What does Kierkegaard mean by the universal?

What does Kierkegaard mean by the universal?

The second of Kierkegaard’s three “stages on life’s way”: the aesthetic, the ethical, and the religious. The ethical is the expression of the universal, where all actions are done publicly and for the common good. One acts for the betterment of others rather than for oneself.

What is Kierkegaard’s paradox of faith?

Kierkegaard defines faith as “paradox” by which “the particular is higher than the universal.” This paradox leads Abraham, by virtue of the absurd, to the plane of faith. Rejecting Hegel’s universalism, Kierkegaard posits the existence of a religious plane that surpasses universal ethics.

What is the absolute For Kierkegaard?

That which we cannot think is the unknown, and the unknown is God (“the god”). Kierkegaard describes the unknown (God) as “the absolutely different.” Thought cannot by itself come to know the absolutely different, since doing so would require thought to negate itself completely.

What did Sartre mean by nothingness?

For Sartre, nothingness is the defining characteristic of the for-itself. A tree is a tree and lacks the ability to change or create its being. Instead of simply being, as the object-in-itself does, man, as an object-for-itself, must actuate his own being.

What is a spiritual trial Kierkegaard?

Spiritual trial, in Kierkegaard’s strict sense, is therefore best understood as a special form of a very ordinary, basic experience, a kind of primordial trauma, of which Emmanuel Levinas has so far given us the most complete phenomenological description.

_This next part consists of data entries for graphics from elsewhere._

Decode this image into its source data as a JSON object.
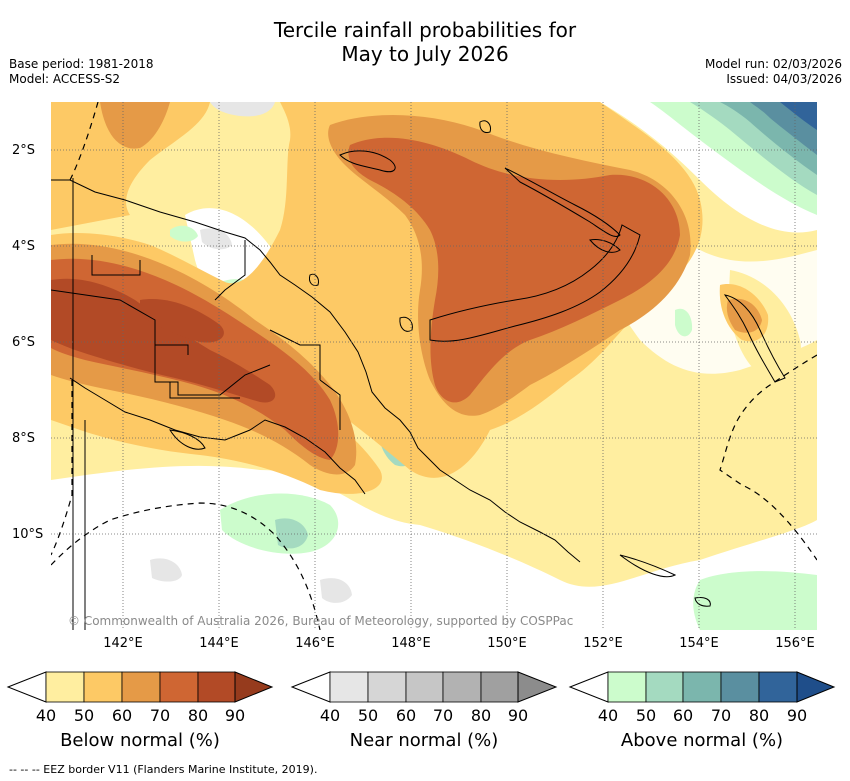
{
  "title": {
    "line1": "Tercile rainfall probabilities for",
    "line2": "May to July 2026"
  },
  "meta": {
    "base_period": "Base period: 1981-2018",
    "model": "Model: ACCESS-S2",
    "model_run": "Model run: 02/03/2026",
    "issued": "Issued: 04/03/2026"
  },
  "axes": {
    "lat_labels": [
      "2°S",
      "4°S",
      "6°S",
      "8°S",
      "10°S"
    ],
    "lon_labels": [
      "142°E",
      "144°E",
      "146°E",
      "148°E",
      "150°E",
      "152°E",
      "154°E",
      "156°E"
    ]
  },
  "credit": "© Commonwealth of Australia 2026, Bureau of Meteorology, supported by COSPPac",
  "colorbars": [
    {
      "title": "Below normal (%)",
      "ticks": [
        "40",
        "50",
        "60",
        "70",
        "80",
        "90"
      ],
      "colors": [
        "#ffeea0",
        "#fdc965",
        "#e59a47",
        "#cf6633",
        "#b24a26",
        "#963b1d"
      ]
    },
    {
      "title": "Near normal (%)",
      "ticks": [
        "40",
        "50",
        "60",
        "70",
        "80",
        "90"
      ],
      "colors": [
        "#e6e6e6",
        "#d6d6d6",
        "#c6c6c6",
        "#b2b2b2",
        "#a0a0a0",
        "#8c8c8c"
      ]
    },
    {
      "title": "Above normal (%)",
      "ticks": [
        "40",
        "50",
        "60",
        "70",
        "80",
        "90"
      ],
      "colors": [
        "#ccfccc",
        "#a4dac0",
        "#7bb6ad",
        "#5a8fa0",
        "#31649a",
        "#1f4e8a"
      ]
    }
  ],
  "footer": "-- -- -- EEZ border V11 (Flanders Marine Institute, 2019)."
}
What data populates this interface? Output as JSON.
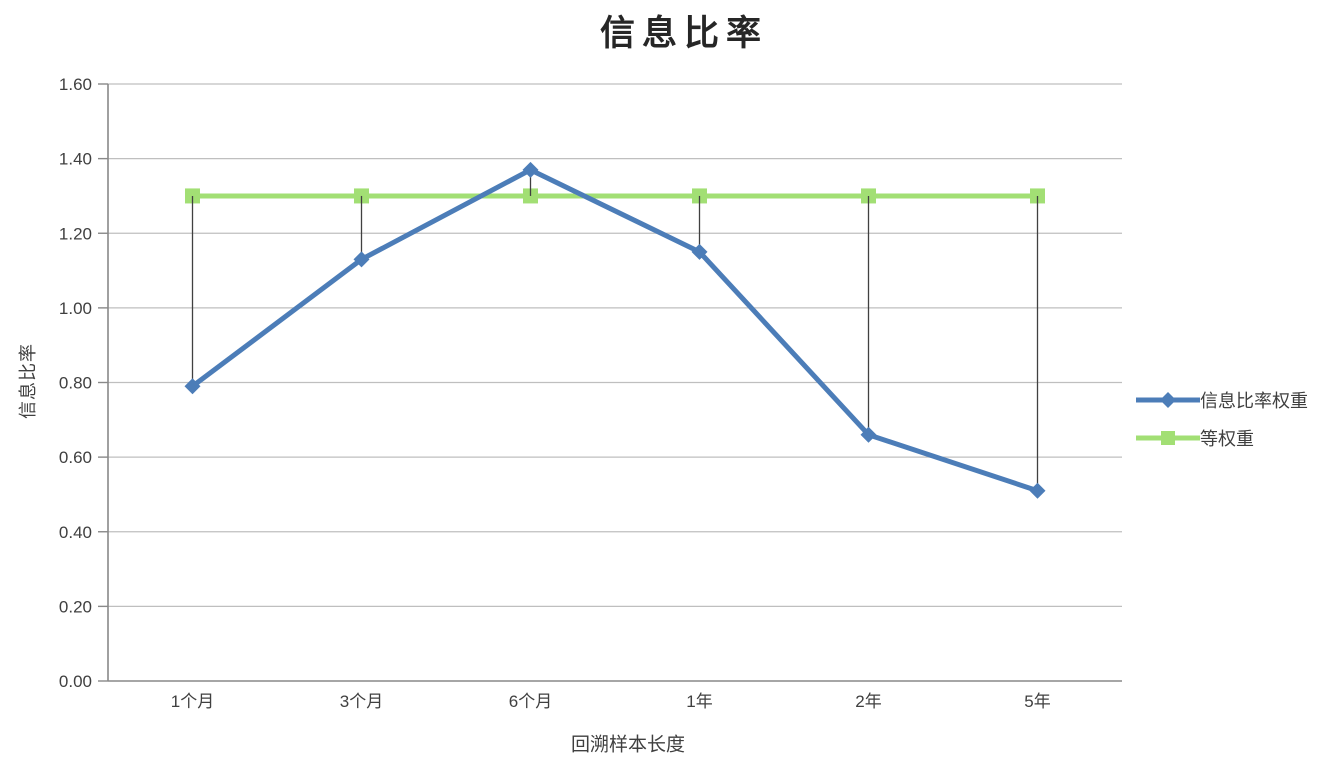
{
  "chart_data": {
    "type": "line",
    "title": "信息比率",
    "xlabel": "回溯样本长度",
    "ylabel": "信息比率",
    "categories": [
      "1个月",
      "3个月",
      "6个月",
      "1年",
      "2年",
      "5年"
    ],
    "series": [
      {
        "name": "信息比率权重",
        "color": "#4C7DB8",
        "marker": "diamond",
        "values": [
          0.79,
          1.13,
          1.37,
          1.15,
          0.66,
          0.51
        ]
      },
      {
        "name": "等权重",
        "color": "#A2DF74",
        "marker": "square",
        "values": [
          1.3,
          1.3,
          1.3,
          1.3,
          1.3,
          1.3
        ]
      }
    ],
    "ylim": [
      0,
      1.6
    ],
    "ytick_step": 0.2,
    "ytick_labels": [
      "0.00",
      "0.20",
      "0.40",
      "0.60",
      "0.80",
      "1.00",
      "1.20",
      "1.40",
      "1.60"
    ],
    "grid": true,
    "high_low_lines": true,
    "legend_position": "right",
    "colors": {
      "grid": "#BFBFBF",
      "axis": "#898989",
      "highlow": "#404040",
      "text": "#404040"
    }
  }
}
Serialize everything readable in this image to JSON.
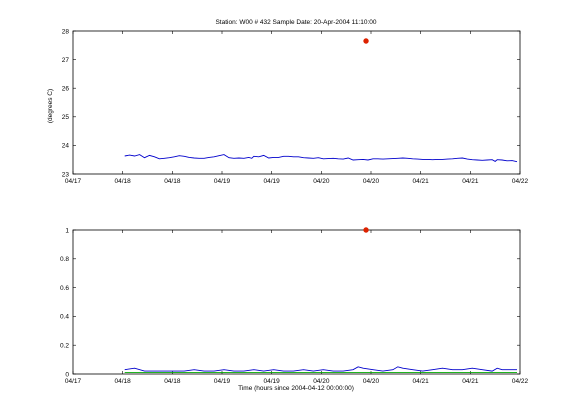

What does Kierkegaard think of Abraham?

According to Kierkegaard, Abraham is a hero not by virtue of his obedience to God’s command, but because he maintains his relationship to Isaac after giving him up. When Abraham raises his knife over Isaac’s body, this symbolises the fact that every human relationship is haunted by the prospect of death.

Why did Kierkegaard believe that truth was subjective?

Kierkegaard provides a suitable definition of subjective truth. He wrote that it is an uncertainty that cannot be solved objectively. The uncertainty is developed throughout the course of a lifetime on a journey that develops a passionate inwardness within the individual.